Hyderabad-based biotechnology company had earlier submitted phase-III clinical trial data of its COVID-19 vaccine Covaxin to the drug regulator. Trial data for phase-III is crucial as it will provide details of the efficacy of the vaccine, which was developed in association with the Indian Council of Medical Research (ICMR). Phase-III trial data is also required for getting emergency use listing (EUL) from the World Health Organisation (WHO).
The WHO has accepted Bharat Biotech's Expression of Interest (EoI) for EUL for Covaxin and scheduled a pre-submission meeting on June 23. The complete results of Covaxin's phase-III trial data will be made public during July.
In March, the vaccine maker had said Covaxin demonstrated 81 per cent interim efficacy in preventing COVID-19 in those without prior infection after the second dose.
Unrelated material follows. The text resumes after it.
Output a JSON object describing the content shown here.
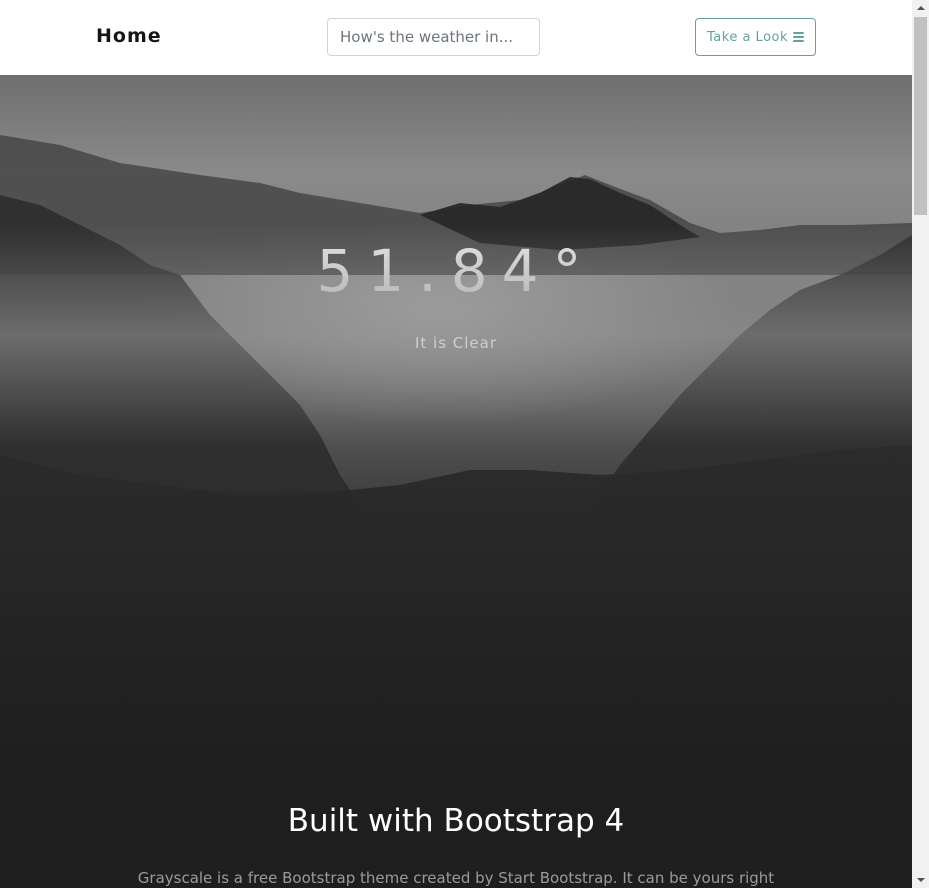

In January, DCGI had granted permission for emergency use of Covaxin based on its phase-I and phase-II clinical trial data.
Covaxin is supplied to the government at Rs 150 per dose, and the charges for administration of Covaxin across private hospitals has been fixed at Rs 1,410 per dose. The prices are based on the prices currently declared by vaccine manufacturers, and also include 5 per cent GST (Goods and Services Tax) charged on the vaccines.